(October 19, 2021 at 10:21 pm)DLJ Wrote:(October 19, 2021 at 6:32 pm)Belacqua Wrote: What argument do you use to demonstrate that this is true?
Hmmm. Good question. I'm not sure what to call it.
Maybe...
Argument from Pattern Recognition or
Argument from 'Beauty is in the Eye of the Beholder' or
Argument from Reification Error or simply
Argument from Information Theory?
Anyway, if I'm understanding it correctly from video (I admit there's a high chance that I'm not), Aquinas seems to have correctly realised that the information patterns referred to as 'properties' can be identified both/similarly from things that do not exist (i.e. imaginary / virtual / fictional things) as from things that do exist (physically).
So, credit where it's due for that.
But then there seems to be an attempt to associate ("bring together") these information patterns with the existing-things themselves rather than associating the information patterns with the reader/interpreter of the existing-things.
Seems like a non sequitur.
Ah! They you go... Argument from Non Sequitur.

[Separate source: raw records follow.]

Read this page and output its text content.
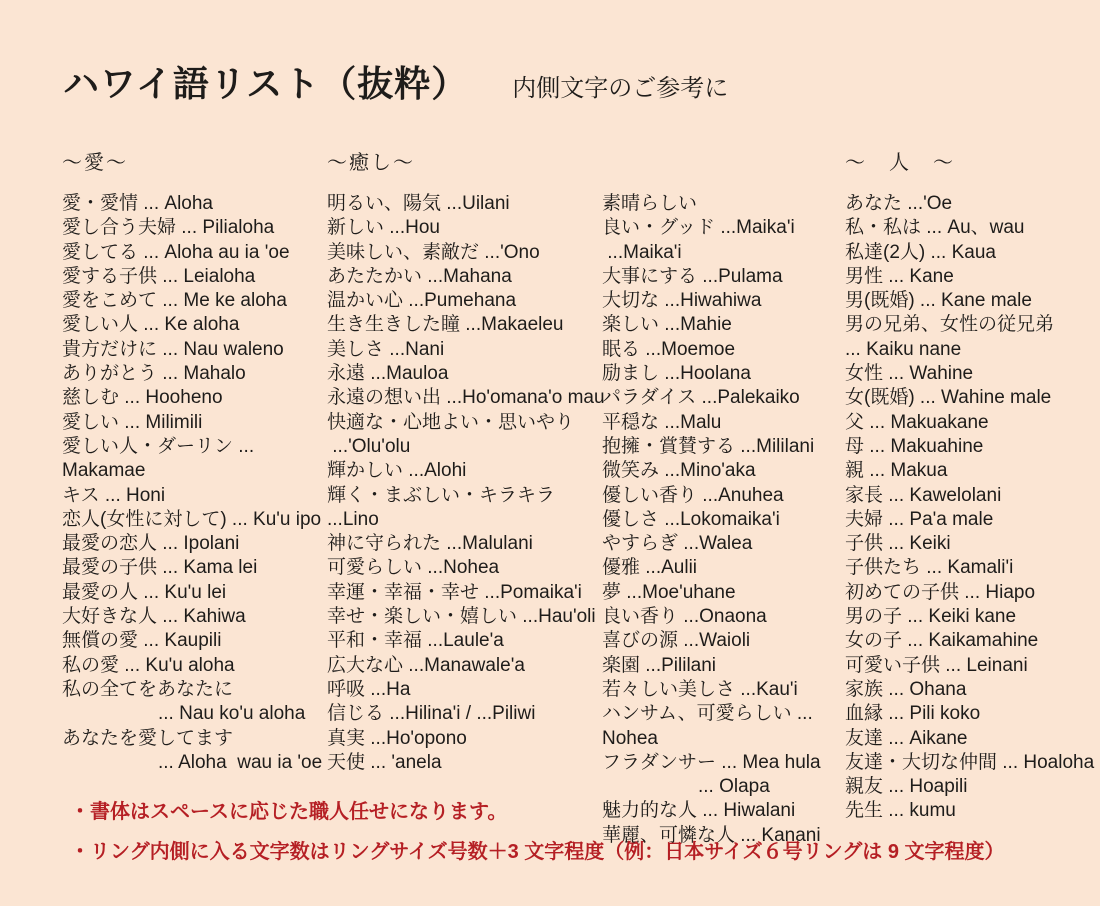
ハワイ語リスト（抜粋） 内側文字のご参考に
～愛～
愛・愛情 ... Aloha
愛し合う夫婦 ... Pilialoha
愛してる ... Aloha au ia 'oe
愛する子供 ... Leialoha
愛をこめて ... Me ke aloha
愛しい人 ... Ke aloha
貴方だけに ... Nau waleno
ありがとう ... Mahalo
慈しむ ... Hooheno
愛しい ... Milimili
愛しい人・ダーリン ... Makamae
キス ... Honi
恋人(女性に対して) ... Ku'u ipo
最愛の恋人 ... Ipolani
最愛の子供 ... Kama lei
最愛の人 ... Ku'u lei
大好きな人 ... Kahiwa
無償の愛 ... Kaupili
私の愛 ... Ku'u aloha
私の全てをあなたに
... Nau ko'u aloha
あなたを愛してます
... Aloha  wau ia 'oe
～癒し～
明るい、陽気 ...Uilani
新しい ...Hou
美味しい、素敵だ ...'Ono
あたたかい ...Mahana
温かい心 ...Pumehana
生き生きした瞳 ...Makaeleu
美しさ ...Nani
永遠 ...Mauloa
永遠の想い出 ...Ho'omana'o mau
快適な・心地よい・思いやり
...'Olu'olu
輝かしい ...Alohi
輝く・まぶしい・キラキラ ...Lino
神に守られた ...Malulani
可愛らしい ...Nohea
幸運・幸福・幸せ ...Pomaika'i
幸せ・楽しい・嬉しい ...Hau'oli
平和・幸福 ...Laule'a
広大な心 ...Manawale'a
呼吸 ...Ha
信じる ...Hilina'i / ...Piliwi
真実 ...Ho'opono
天使 ... 'anela
素晴らしい
良い・グッド ...Maika'i
...Maika'i
大事にする ...Pulama
大切な ...Hiwahiwa
楽しい ...Mahie
眠る ...Moemoe
励まし ...Hoolana
パラダイス ...Palekaiko
平穏な ...Malu
抱擁・賞賛する ...Mililani
微笑み ...Mino'aka
優しい香り ...Anuhea
優しさ ...Lokomaika'i
やすらぎ ...Walea
優雅 ...Aulii
夢 ...Moe'uhane
良い香り ...Onaona
喜びの源 ...Waioli
楽園 ...Pililani
若々しい美しさ ...Kau'i
ハンサム、可愛らしい ... Nohea
フラダンサー ... Mea hula
... Olapa
魅力的な人 ... Hiwalani
華麗、可憐な人 ... Kanani
～　人　～
あなた ...'Oe
私・私は ... Au、wau
私達(2人) ... Kaua
男性 ... Kane
男(既婚) ... Kane male
男の兄弟、女性の従兄弟
... Kaiku nane
女性 ... Wahine
女(既婚) ... Wahine male
父 ... Makuakane
母 ... Makuahine
親 ... Makua
家長 ... Kawelolani
夫婦 ... Pa'a male
子供 ... Keiki
子供たち ... Kamali'i
初めての子供 ... Hiapo
男の子 ... Keiki kane
女の子 ... Kaikamahine
可愛い子供 ... Leinani
家族 ... Ohana
血縁 ... Pili koko
友達 ... Aikane
友達・大切な仲間 ... Hoaloha
親友 ... Hoapili
先生 ... kumu

・書体はスペースに応じた職人任せになります。

・リング内側に入る文字数はリングサイズ号数＋3 文字程度（例：日本サイズ６号リングは 9 文字程度）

Sorry, apparently my question wasn't clear.
I'm wondering what it is that makes you say an essence isn't in the thing, but only in the reader.
When you say "information patterns," you seem to be referring to both properties and essences. Is that what you mean?
If something has the property of weighing two kilos, is this an information pattern? You could give information about the weight, but is the weight itself information?
An essence, I think, is the set of things that make something what it is and not another thing. So a platypus has a set of things -- characteristics, properties -- which make it a platypus and not some other thing. Are you saying that this set of things is a pattern of information? Are tails and beaks patterns of information, or they physical objects which are parts of an animal?
I'm not clear yet on what you're saying.